Когда вот так, как нынче, едешь один-одинешенек лесом, да изморозь кругом, да туманец, да нет вокруг ни одной живой души, — очень просто вызвать к ответу кого угодно, и Устинов вызвал Колчака, спросил его:
«И не стыдно тебе? Неужто по-человечески сделано тобою?»
«Не твоего ума дело! — ответил Колчак. — Мне виднее, как надо было сделать! Обстоятельства!»
«Ладно! Не моего ума так не моего! — согласился Устинов, хотя про себя и решил вопроса не забывать, не отступаться от него совсем. Обстоятельства — это тоже верно, они, конечно имеются — жизни ведь нету и не предвидится без обстоятельств! Я лично власти сроду не делал, не в курсе, но вот какой вопрос — зачем тебе ее в нынешний-то момент было брать и делать?»
«Значит, нужно!»
А вот тут Устинову было что возразить:
«Ничего это не значит! По сю пору Сибирское Правительство и ты, его военный министр, объясняли народу: надо продолжать войну с Германией! Ради блага России нельзя изменять союзу с Антантой, когда в этом союзе уже пролито столько крови! До сих пор ты, Колчак, винил меня, Устинова: „Устинов бросил фронт, а мне, Колчаку, приходится за тебя расхлебывать, показывать свое благородство и честь!“ Так?»
И Колчак тут же клюнул:
«Так! Именно!»
«Но вот какое дело: как раз неделю-полторы назад Германия капитулировала! Солдатики, и солдатки, и солдатские родители, и детишки ихние вздохнули во всем мире со слезами радости, обнялись между собою. Лебяжинские фронтовики, хотя и давно бросили войну, вздохнули тоже: подтвердилось, что никому нет от войны ни радости, ни счастья, всем слезы, и побежденным и победителям, всем — стыд и беда, хотя бы потому, что усатый немецкий кайзер Вильгельм, беспредельно любивший свои фотографии в каске и при шашке, не пожелал отречься от престола и тем самым продолжил войну еще на месяцы, еще положил сотни тысяч своих и чужих в братские могилы… Но так ли, иначе ли, а кончилась постыдная война. Спрашивается зачем же после этого власть Колчаку? Зачем ему адмиральство? Главковерхство? И верховное правление?»
«Спасать родину! От большевиков. Ради тебя же, Устинов, спасать ее. Но у тебя, Устинов, не хватает сознательности понять это! В этом всё дело!»
«Значит, вся сознательность у тебя, когда ты в большом количестве навязываешь ее другим? Всем и каждому?»

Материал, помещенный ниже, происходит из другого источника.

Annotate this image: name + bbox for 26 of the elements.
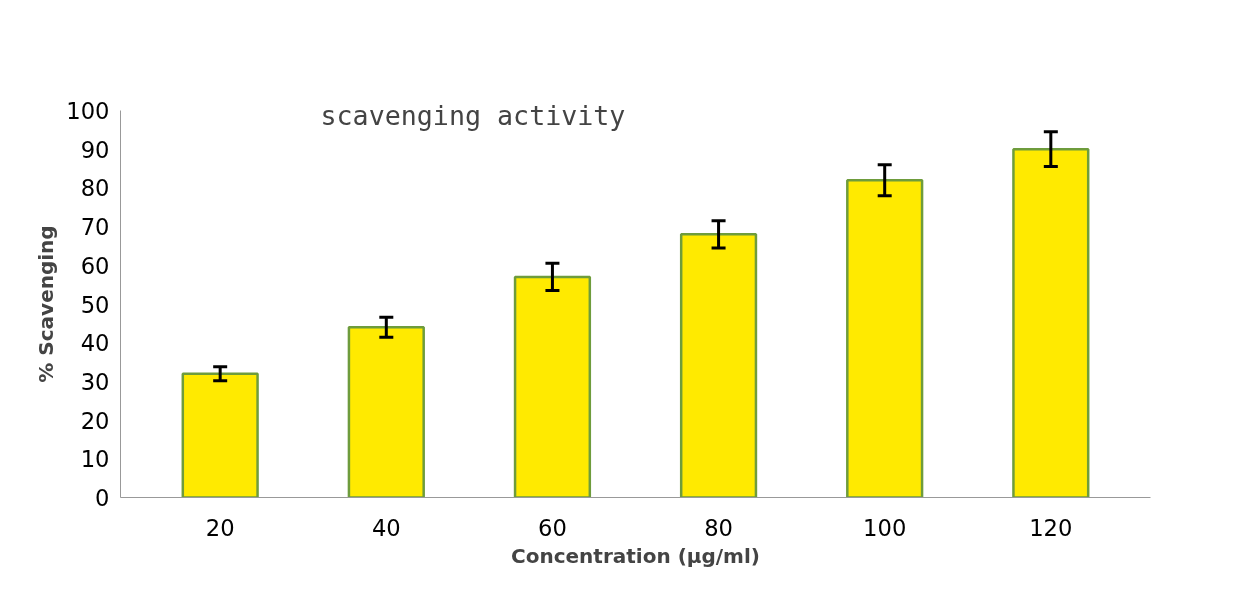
y-tick-label: 30 — [80, 368, 110, 395]
y-tick-label: 100 — [66, 98, 110, 124]
chart-title: scavenging activity — [320, 99, 626, 131]
y-tick-label: 90 — [80, 136, 110, 163]
x-tick-label: 120 — [1029, 514, 1073, 541]
x-tick-label: 100 — [863, 514, 907, 541]
x-axis-title: Concentration (µg/ml) — [511, 543, 760, 568]
x-tick-label: 20 — [205, 514, 235, 541]
x-tick-label: 60 — [538, 514, 567, 541]
y-tick-label: 40 — [80, 330, 110, 357]
bar — [347, 325, 425, 498]
y-tick-label: 50 — [80, 291, 110, 318]
x-tick-label: 40 — [371, 514, 401, 541]
bar — [679, 233, 758, 498]
y-tick-label: 60 — [80, 252, 110, 279]
y-axis-title: % Scavenging — [34, 225, 59, 383]
y-tick-label: 70 — [80, 214, 110, 241]
bar — [513, 275, 592, 498]
y-tick-label: 10 — [80, 446, 110, 473]
y-tick-label: 0 — [95, 485, 110, 511]
bar — [846, 178, 924, 498]
bar — [1012, 147, 1090, 498]
y-tick-label: 20 — [80, 407, 110, 434]
y-tick-label: 80 — [80, 175, 110, 202]
bar — [181, 372, 259, 498]
x-tick-label: 80 — [704, 514, 733, 541]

«Она — у меня!» — согласился Колчак.
«А пошто же тогда ты так несознательно, так некрасиво и неблагородно приходишь к власти? Где она была, твоя сознательность, когда ты брал власть? Нет, не верю я тебе! Какой же ты после этого благородный спаситель родины? Когда капитулировала Германия и кончилась война — у меня камень пал с души, но ты положил на нее другой, едва ли не потяжелее первого!»